Picking stocks is harder than you think

In a 2019 research paper entitled ‘How to increase the odds of owning the few stocks that drive returns‘, global asset manager Vanguard revealed a telling statistic. Between 1987 and 2017 just under half of the 3,000 largest stocks listed in the US delivered a negative return.

Over this 31 year period, 47.4% of companies in the Russell 3000 Index saw their share prices decline. Some of those went bankrupt, delivering a negative 100% return.

What’s more, the return of the median stock over these three decades was just 7%. In other words, if you picked the average stock, your return was insignificant.

This was over a period when the total return from the Russell 3000 Index was 2100%. This performance was driven entirely by just 7.3% of stocks that returned over 1000%.

Needles in the haystack

Of course, this is something of an over-simplification. Just because a stock declined over a full 31 year period, doesn’t mean that it didn’t make significant gains in between.

For example, Superdry’s share price may be 80% down from its 2018 peak, but an investor who bought the stock in mid-2012 and sold out of it before it collapsed could still have earned a return of 700% or more. It was, therefore, still possible to make a big return, even though Superdry’s performance since listing is ultimately negative.

However, the broad lesson holds – there is an extremely small pool of persistent winners in the stock market. An investor picking a share at random is far more likely to under-perform the market over the long term than to out-perform it, and has almost a 50% chance of losing money.

This illustrates how difficult it is to be a successful stock picker. There are very few companies that are going to deliver a long term out-performance. It may be possible to beat the market through buying and selling stocks like Superdry at the right time, but that comes with additional risk. If you get it wrong, the consequences can be severe.

Fewer needles, more haystack

Research from the National Bureau of Economic Research (NBER) in the USA also suggests that not only are the ‘winning’ companies rare, but they are becoming even more so. A 2016 paper entitled ‘Is the U.S. public corporation in trouble?‘ found that, on average, listed companies in the US have become larger, but they have also become less profitable.
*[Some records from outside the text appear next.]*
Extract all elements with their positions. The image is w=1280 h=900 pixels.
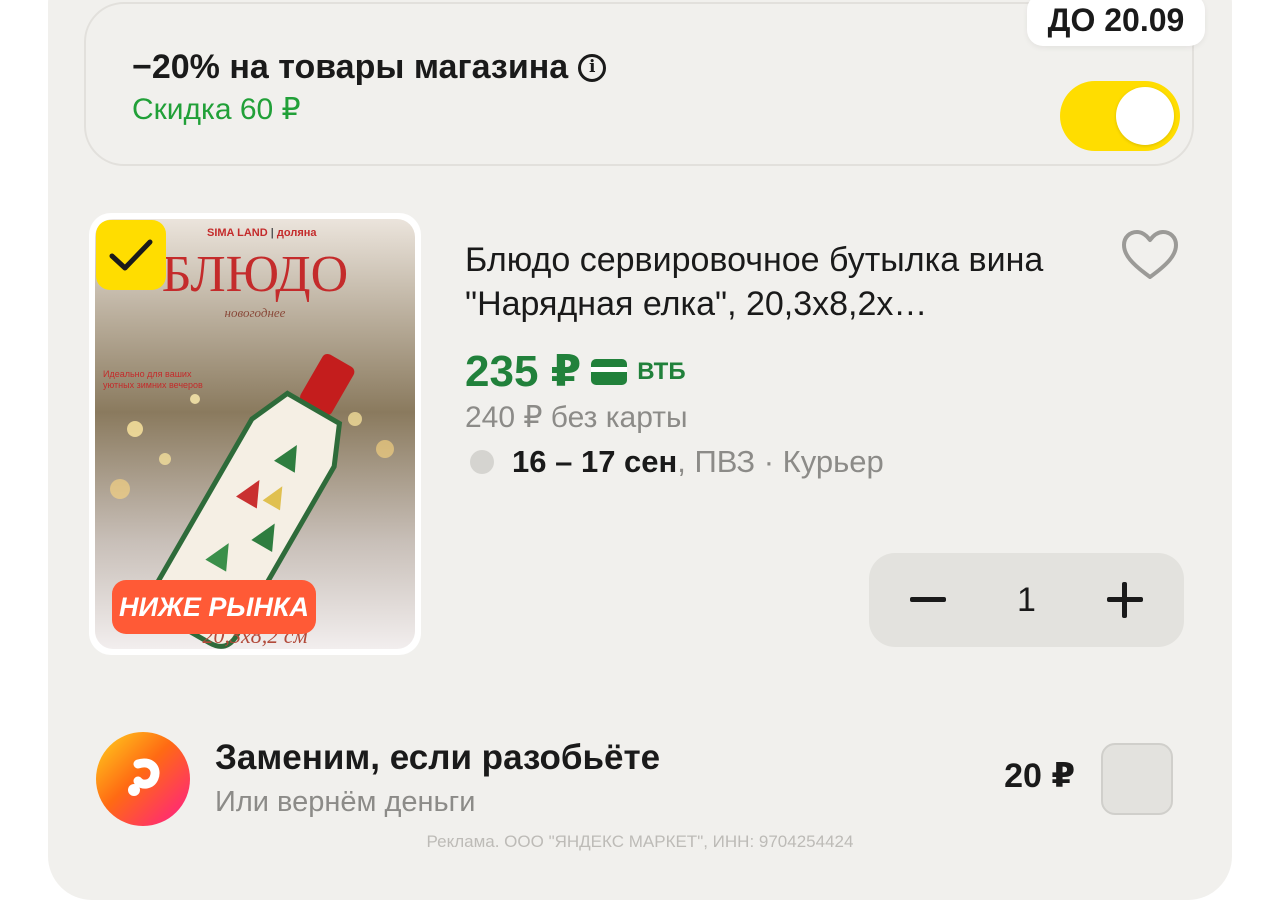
decrease-quantity-button[interactable] xyxy=(881,553,975,647)
minus-icon xyxy=(910,582,946,618)
bank-name: ВТБ xyxy=(637,357,686,385)
plus-icon xyxy=(1107,582,1143,618)
bank-card-icon xyxy=(591,358,628,385)
favorite-button[interactable] xyxy=(1120,228,1180,284)
insurance-price: 20 ₽ xyxy=(1004,757,1075,795)
quantity-stepper: 1 xyxy=(869,553,1184,647)
delivery-status-dot xyxy=(470,450,494,474)
promo-toggle[interactable] xyxy=(1060,81,1180,151)
price-value: 235 ₽ xyxy=(465,347,582,396)
brand-secondary: доляна xyxy=(276,227,317,239)
delivery-date: 16 – 17 сен xyxy=(512,444,678,479)
insurance-logo-icon xyxy=(94,730,192,828)
ad-disclaimer: Реклама. ООО "ЯНДЕКС МАРКЕТ", ИНН: 97042… xyxy=(426,832,854,851)
brand-primary: SIMA LAND xyxy=(207,227,268,239)
promo-title: −20% на товары магазина xyxy=(132,48,569,86)
heart-icon xyxy=(1122,230,1178,279)
image-tagline: Идеально для ваших уютных зимних вечеров xyxy=(103,369,203,390)
product-title[interactable]: Блюдо сервировочное бутылка вина "Нарядн… xyxy=(465,238,1085,326)
insurance-subtitle: Или вернём деньги xyxy=(215,786,476,818)
checkmark-icon xyxy=(109,239,153,271)
info-icon[interactable]: i xyxy=(578,53,607,82)
delivery-info: 16 – 17 сен , ПВЗ · Курьер xyxy=(470,444,884,480)
increase-quantity-button[interactable] xyxy=(1078,553,1172,647)
image-subline: новогоднее xyxy=(224,305,286,320)
below-market-badge: НИЖЕ РЫНКА xyxy=(112,580,316,634)
insurance-title: Заменим, если разобьёте xyxy=(215,738,661,777)
toggle-knob xyxy=(1116,87,1174,145)
delivery-methods: , ПВЗ · Курьер xyxy=(677,444,884,479)
promo-discount: Скидка 60 ₽ xyxy=(132,93,301,126)
product-select-checkbox[interactable] xyxy=(96,220,166,290)
price-with-card: 235 ₽ ВТБ xyxy=(465,346,686,397)
promo-deadline-badge: ДО 20.09 xyxy=(1027,0,1205,46)
insurance-checkbox[interactable] xyxy=(1101,743,1173,815)
price-without-card: 240 ₽ без карты xyxy=(465,401,688,434)
promo-title-row: −20% на товары магазина i xyxy=(132,48,607,87)
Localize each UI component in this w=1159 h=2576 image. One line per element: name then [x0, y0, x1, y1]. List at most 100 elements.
Profitability is one of the key factors in share price returns, as investors are effectively buying a share of the company’s future earnings. The higher those earnings are likely to be, the more investors will be willing to pay.

What the NBER found, however, is that the profitability of the market as a whole is being driven by a smaller and smaller concentration of companies.

“Over the last 40 years, there has been a dramatic increase in the concentration of the profits and assets of US firms,” the NBER authors note. “In 1975, 50% of the total earnings of public firms is earned by the 109 top earning firms; by 2015, the top 30 firms earn 50% of the total earnings of the U.S. public firms. Even more striking… we find that the earnings of the top 200 firms by earnings exceed the earnings of all listed firms combined in 2015, which means that the combined earnings of the firms not in the top 200 are negative.”

The likes of Apple and Google are truly exceptional

“Though performance has worsened for the average firm, the winners have done very well,” the study points out. “One way to see this is that four new firms entered the list of the top five firms by market capitalisation in 2015, relative to 1995. Specifically, Apple, Google, Microsoft, and Amazon replace AT&T, Coca Cola, General Electric, and Merck. In 2015, these four firms combined had earnings of $82.3 billion, representing 10 percent of the earnings of all public firms combined.”

This shows just how small the pool of ‘winning’ stocks has become.

Successfully identifying them beforehand would be extremely profitable, but it is also becoming more and more difficult to do.